Solana, a layer-1 blockchain, has revealed a new way for cost cutting of on-chain storage. It’s believed that the technology is known as state compression, which aims to reduce costs associated with minting one million non-fungible tokens (NFTs) on the network to around $110, as stated by Cointelegraph.
“After numerous phases of development, adoption, and rollout, compressed NFTs are live on Solana’s mainnet-beta and powering the next wave of novel on-chain product experiences,” Jon Wong, tech lead, Solana foundation, stated through an April 6, 2023, blog post.
According to Cointelegraph, Twitter users called the state compression feature as a “game changer,” in order “to make Solana a much more viable option for enterprise use cases.” Wong stated that stated compression depends on Merkle trees, ”a data structure known for its capability to ‘compress’ the verifiability of a tree of data into a ‘hash,’ or ‘fingerprint,’ of the current state of the tree.”
“This compression-friendly data structure allows developers to store a small bit of data on-chain and updates directly in the Solana ledger, cutting the data storage cost down dramatically while still using the security and decentralisation of Solana’s base layer,” Wong added.

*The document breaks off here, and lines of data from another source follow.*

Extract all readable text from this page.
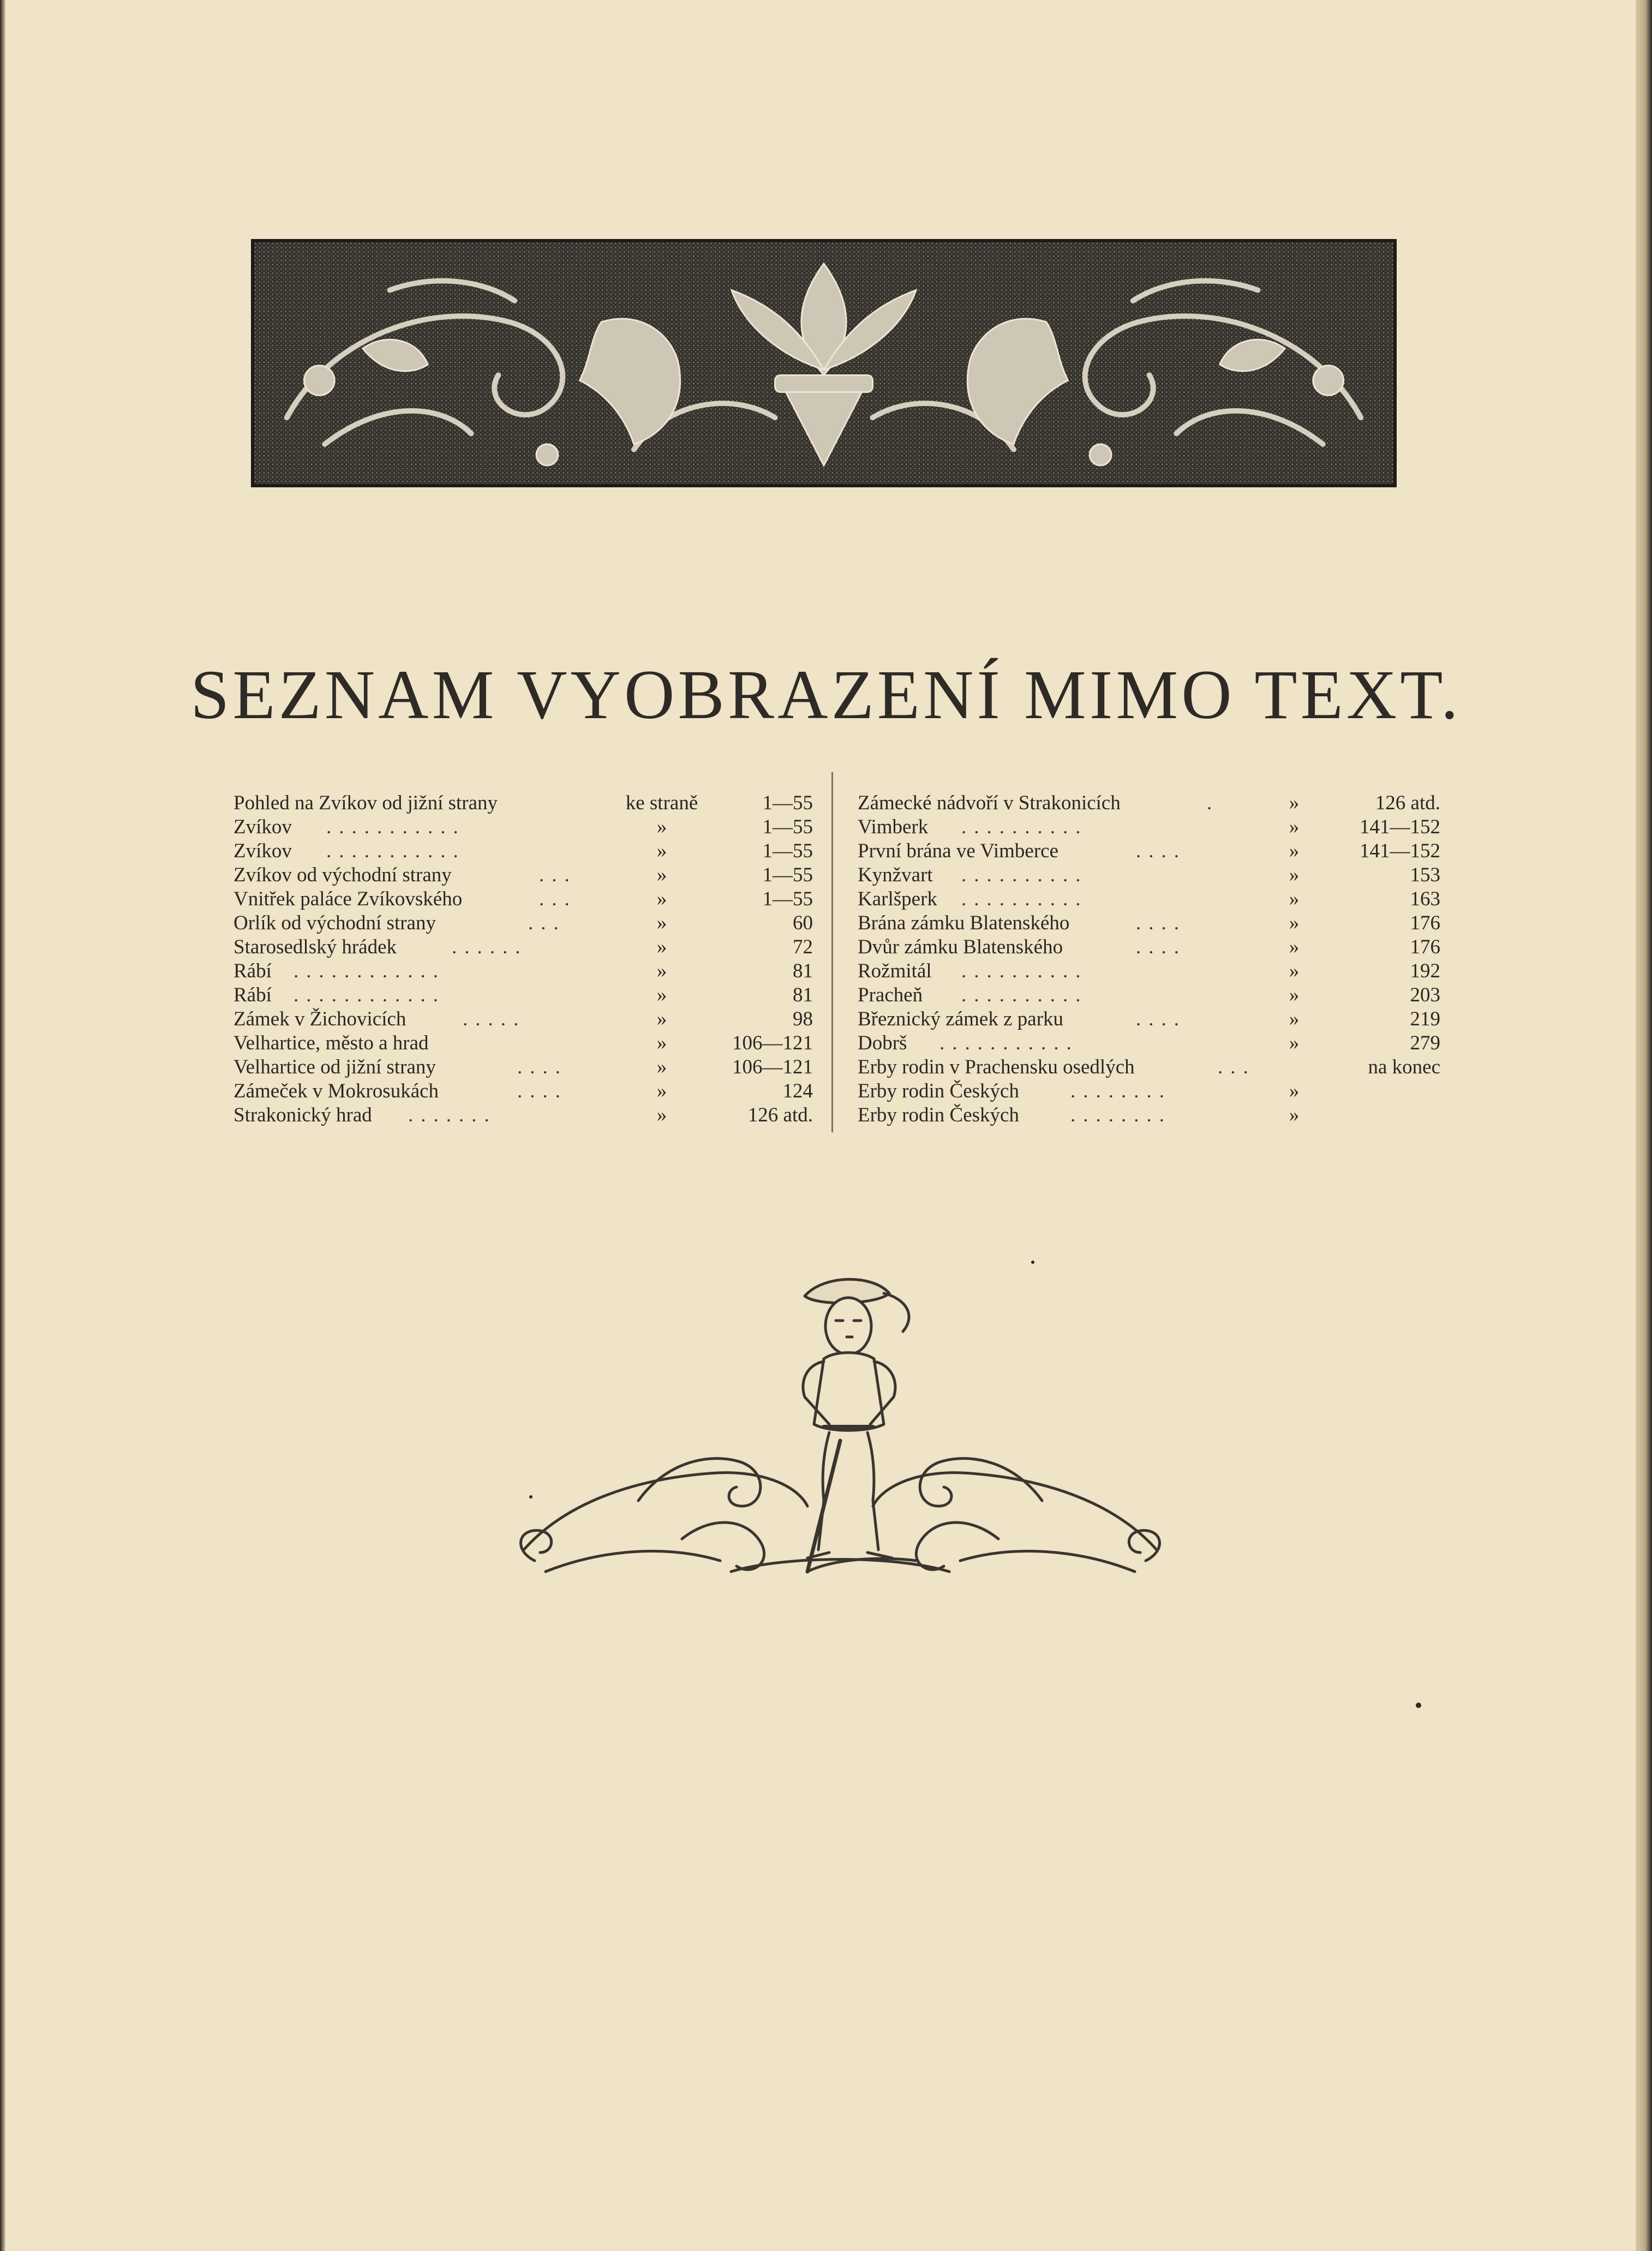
SEZNAM VYOBRAZENÍ MIMO TEXT.
Pohled na Zvíkov od jižní strany	ke straně	1—55
Zvíkov ...........	»	1—55
Zvíkov ...........	»	1—55
Zvíkov od východní strany	...	»	1—55
Vnitřek paláce Zvíkovského	...	»	1—55
Orlík od východní strany	...	»	60
Starosedlský hrádek	......	»	72
Rábí ............	»	81
Rábí ............	»	81
Zámek v Žichovicích	.....	»	98
Velhartice, město a hrad	»	106—121
Velhartice od jižní strany	....	»	106—121
Zámeček v Mokrosukách	....	»	124
Strakonický hrad .......	»	126 atd.
Zámecké nádvoří v Strakonicích	.	»	126 atd.
Vimberk ..........	»	141—152
První brána ve Vimberce	....	»	141—152
Kynžvart ..........	»	153
Karlšperk ..........	»	163
Brána zámku Blatenského	....	»	176
Dvůr zámku Blatenského	....	»	176
Rožmitál ..........	»	192
Pracheň ..........	»	203
Březnický zámek z parku	....	»	219
Dobrš ...........	»	279
Erby rodin v Prachensku osedlých	...	na konec
Erby rodin Českých	........	»
Erby rodin Českých	........	»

Moreover, Cointelegraph noted that the facility has been termed as a “true cross-ecosystem effort.” Sources suggest that the solution was developed by Solana Labs and Metaplex, with backing from Phantom, Solflare, RPC node providers, along with indexers Helius, Triton and SimpleHash. Reportedly, Dialect, Crossmint, Helium, Wordce, among others, are Solana ecosystem projects which utilise state compression.